Optimism in Reinforcement Learning with Generalized Linear Function Approximation
Yining Wang, Ruosong Wang, Simon S. Du, Akshay Krishnamurthy
TL;DR
The paper addresses exploration in episodic reinforcement learning with large state spaces by leveraging generalized linear models to approximate the optimal Q-function. It replaces strong dynamics assumptions with an optimistic-closure expressivity condition and develops the LSVI-UCB algorithm to maintain optimistic Q-value estimates via GLM-based Bellman backups.

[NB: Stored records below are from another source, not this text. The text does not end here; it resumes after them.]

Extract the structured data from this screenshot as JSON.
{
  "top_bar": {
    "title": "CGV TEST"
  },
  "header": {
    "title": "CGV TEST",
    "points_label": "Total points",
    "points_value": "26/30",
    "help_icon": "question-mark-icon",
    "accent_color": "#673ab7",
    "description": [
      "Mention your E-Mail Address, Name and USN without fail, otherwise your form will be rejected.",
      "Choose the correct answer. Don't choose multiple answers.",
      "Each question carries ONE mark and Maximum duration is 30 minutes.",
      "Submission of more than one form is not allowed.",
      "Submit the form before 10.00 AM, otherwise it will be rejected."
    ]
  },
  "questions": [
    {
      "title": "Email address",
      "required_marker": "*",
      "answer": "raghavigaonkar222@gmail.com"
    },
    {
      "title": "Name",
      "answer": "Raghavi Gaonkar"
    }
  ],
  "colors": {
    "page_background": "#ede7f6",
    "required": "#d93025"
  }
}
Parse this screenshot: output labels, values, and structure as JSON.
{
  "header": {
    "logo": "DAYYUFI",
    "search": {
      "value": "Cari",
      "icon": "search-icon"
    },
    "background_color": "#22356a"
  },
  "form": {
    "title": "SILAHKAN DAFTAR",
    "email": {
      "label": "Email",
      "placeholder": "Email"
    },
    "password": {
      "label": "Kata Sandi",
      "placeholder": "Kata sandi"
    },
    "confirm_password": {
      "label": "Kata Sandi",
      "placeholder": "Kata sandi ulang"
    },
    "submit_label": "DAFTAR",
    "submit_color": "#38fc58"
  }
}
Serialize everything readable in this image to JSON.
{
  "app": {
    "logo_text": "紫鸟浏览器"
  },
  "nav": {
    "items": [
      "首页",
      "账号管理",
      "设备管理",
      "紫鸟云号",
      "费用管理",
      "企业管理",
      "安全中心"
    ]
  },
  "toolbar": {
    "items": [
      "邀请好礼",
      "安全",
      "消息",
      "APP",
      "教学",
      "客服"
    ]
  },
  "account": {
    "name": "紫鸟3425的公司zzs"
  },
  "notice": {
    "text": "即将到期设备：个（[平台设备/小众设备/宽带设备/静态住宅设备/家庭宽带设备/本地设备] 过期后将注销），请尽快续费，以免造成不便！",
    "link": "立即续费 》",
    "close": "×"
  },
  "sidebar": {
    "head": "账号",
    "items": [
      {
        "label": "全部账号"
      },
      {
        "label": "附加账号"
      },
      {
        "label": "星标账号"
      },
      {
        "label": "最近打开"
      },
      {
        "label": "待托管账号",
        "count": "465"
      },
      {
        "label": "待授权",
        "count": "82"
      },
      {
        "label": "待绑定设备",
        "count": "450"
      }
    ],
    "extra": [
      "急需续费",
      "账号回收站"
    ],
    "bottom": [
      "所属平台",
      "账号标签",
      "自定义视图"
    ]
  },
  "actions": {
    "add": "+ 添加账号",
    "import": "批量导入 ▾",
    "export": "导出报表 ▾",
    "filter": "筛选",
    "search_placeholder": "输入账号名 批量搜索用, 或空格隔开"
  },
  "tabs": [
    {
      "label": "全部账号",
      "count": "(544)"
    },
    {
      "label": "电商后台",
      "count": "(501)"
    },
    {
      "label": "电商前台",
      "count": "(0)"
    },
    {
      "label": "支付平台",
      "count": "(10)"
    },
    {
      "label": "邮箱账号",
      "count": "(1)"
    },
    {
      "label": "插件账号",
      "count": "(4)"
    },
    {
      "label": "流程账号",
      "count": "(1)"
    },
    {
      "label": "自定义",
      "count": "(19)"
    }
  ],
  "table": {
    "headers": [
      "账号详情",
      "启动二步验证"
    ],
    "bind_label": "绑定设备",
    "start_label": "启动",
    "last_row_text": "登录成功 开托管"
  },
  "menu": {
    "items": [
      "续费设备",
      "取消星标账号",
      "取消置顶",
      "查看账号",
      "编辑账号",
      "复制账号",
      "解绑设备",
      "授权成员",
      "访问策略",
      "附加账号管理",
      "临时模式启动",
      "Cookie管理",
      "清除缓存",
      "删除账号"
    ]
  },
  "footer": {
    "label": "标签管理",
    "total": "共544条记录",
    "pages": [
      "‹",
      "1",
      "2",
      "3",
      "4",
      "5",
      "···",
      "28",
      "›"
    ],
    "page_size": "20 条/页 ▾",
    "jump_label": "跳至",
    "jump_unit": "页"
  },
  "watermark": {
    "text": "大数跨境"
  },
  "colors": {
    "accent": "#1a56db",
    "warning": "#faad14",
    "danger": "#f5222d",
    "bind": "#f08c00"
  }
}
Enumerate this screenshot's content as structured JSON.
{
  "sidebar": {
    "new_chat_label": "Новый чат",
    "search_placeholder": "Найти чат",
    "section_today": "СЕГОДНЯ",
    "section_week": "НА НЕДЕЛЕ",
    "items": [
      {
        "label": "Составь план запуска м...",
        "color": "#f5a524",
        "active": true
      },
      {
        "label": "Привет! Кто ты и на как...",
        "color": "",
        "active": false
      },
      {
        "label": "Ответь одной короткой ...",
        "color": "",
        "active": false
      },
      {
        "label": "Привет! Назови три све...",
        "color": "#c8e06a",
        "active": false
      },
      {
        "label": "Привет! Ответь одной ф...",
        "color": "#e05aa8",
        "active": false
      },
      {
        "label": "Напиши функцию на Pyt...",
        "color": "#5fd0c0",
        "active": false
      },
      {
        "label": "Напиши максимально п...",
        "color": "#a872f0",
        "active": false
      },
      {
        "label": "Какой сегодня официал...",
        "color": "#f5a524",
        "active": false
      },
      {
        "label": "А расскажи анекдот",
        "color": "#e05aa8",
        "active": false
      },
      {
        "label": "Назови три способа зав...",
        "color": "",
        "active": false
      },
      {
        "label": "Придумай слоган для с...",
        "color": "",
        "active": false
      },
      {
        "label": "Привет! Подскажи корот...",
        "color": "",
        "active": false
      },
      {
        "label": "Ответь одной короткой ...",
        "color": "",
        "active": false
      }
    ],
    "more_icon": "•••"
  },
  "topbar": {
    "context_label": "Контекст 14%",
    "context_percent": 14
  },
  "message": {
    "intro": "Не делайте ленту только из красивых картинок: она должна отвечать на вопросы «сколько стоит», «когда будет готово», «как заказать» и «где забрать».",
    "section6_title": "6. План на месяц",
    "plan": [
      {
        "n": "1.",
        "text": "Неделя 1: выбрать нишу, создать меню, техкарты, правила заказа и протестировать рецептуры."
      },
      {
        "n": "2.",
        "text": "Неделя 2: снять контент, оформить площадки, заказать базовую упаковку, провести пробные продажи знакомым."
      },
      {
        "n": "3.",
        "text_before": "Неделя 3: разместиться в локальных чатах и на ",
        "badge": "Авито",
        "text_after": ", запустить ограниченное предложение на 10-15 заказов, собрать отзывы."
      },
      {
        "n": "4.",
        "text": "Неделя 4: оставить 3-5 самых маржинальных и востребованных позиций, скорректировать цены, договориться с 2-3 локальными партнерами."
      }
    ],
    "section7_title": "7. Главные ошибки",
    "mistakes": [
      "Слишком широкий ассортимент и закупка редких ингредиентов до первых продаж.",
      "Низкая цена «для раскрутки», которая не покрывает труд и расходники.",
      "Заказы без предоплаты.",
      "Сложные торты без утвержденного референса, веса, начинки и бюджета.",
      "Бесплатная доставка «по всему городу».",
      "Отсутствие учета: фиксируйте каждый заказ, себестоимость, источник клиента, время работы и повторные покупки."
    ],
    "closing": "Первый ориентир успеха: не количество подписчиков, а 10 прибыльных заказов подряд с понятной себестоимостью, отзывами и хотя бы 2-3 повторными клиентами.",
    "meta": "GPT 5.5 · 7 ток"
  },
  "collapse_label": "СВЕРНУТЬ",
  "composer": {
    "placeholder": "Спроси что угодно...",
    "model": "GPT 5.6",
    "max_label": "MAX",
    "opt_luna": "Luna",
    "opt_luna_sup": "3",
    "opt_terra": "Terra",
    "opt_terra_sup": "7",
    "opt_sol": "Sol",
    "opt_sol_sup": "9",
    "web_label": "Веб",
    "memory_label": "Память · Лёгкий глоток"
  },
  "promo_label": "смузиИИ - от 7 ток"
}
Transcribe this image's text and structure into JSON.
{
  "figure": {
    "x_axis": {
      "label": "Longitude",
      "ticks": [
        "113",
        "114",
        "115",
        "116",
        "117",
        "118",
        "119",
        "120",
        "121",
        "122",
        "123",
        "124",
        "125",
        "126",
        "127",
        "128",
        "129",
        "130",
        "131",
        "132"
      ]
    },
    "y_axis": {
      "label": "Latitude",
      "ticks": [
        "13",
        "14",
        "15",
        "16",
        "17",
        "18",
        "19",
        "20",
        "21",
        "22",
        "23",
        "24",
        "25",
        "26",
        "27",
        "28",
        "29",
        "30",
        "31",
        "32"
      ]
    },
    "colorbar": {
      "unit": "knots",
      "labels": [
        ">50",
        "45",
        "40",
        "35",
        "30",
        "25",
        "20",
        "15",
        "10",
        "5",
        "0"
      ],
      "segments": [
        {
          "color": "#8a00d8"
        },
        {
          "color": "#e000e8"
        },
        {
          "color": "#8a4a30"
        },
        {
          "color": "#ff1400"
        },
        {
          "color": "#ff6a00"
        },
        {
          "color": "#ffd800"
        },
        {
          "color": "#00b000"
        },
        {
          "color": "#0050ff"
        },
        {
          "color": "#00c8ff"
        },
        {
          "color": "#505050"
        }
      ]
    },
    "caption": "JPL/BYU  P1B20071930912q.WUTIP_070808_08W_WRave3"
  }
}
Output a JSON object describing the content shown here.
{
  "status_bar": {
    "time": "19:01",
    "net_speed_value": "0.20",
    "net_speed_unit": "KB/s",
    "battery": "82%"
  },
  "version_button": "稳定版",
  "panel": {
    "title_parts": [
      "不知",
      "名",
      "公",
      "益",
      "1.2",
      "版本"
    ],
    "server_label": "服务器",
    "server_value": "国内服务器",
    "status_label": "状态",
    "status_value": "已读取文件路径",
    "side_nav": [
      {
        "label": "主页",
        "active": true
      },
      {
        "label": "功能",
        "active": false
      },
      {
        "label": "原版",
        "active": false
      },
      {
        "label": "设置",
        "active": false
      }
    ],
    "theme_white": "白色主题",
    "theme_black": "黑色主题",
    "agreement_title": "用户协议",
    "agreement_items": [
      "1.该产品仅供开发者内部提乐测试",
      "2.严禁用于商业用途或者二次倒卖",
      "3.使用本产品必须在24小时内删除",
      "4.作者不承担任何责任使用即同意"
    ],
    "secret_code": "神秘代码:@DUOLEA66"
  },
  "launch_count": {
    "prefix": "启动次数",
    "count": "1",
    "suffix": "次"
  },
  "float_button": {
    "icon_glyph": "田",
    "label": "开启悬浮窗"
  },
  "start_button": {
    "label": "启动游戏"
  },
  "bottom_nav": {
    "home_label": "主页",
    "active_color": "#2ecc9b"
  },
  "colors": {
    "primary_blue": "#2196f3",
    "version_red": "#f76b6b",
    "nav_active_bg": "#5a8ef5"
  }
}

The main contribution is a tight regret bound of $\tilde{O}(H\sqrt{d^3T})$, establishing the first statistically and computationally efficient RL method with GLM function approximation under mild assumptions, and connecting to both tabular and linear-MDP regimes. The work also clarifies the relation between optimistic closure and existing dynamic-closure notions, and suggests future directions toward broader function classes and weaker assumptions for RL with function approximation.
Abstract
We design a new provably efficient algorithm for episodic reinforcement learning with generalized linear function approximation. We analyze the algorithm under a new expressivity assumption that we call "optimistic closure," which is strictly weaker than assumptions from prior analyses for the linear setting. With optimistic closure, we prove that our algorithm enjoys a regret bound of $\tilde{O}(\sqrt{d^3 T})$ where $d$ is the dimensionality of the state-action features and $T$ is the number of episodes. This is the first statistically and computationally efficient algorithm for reinforcement learning with generalized linear functions.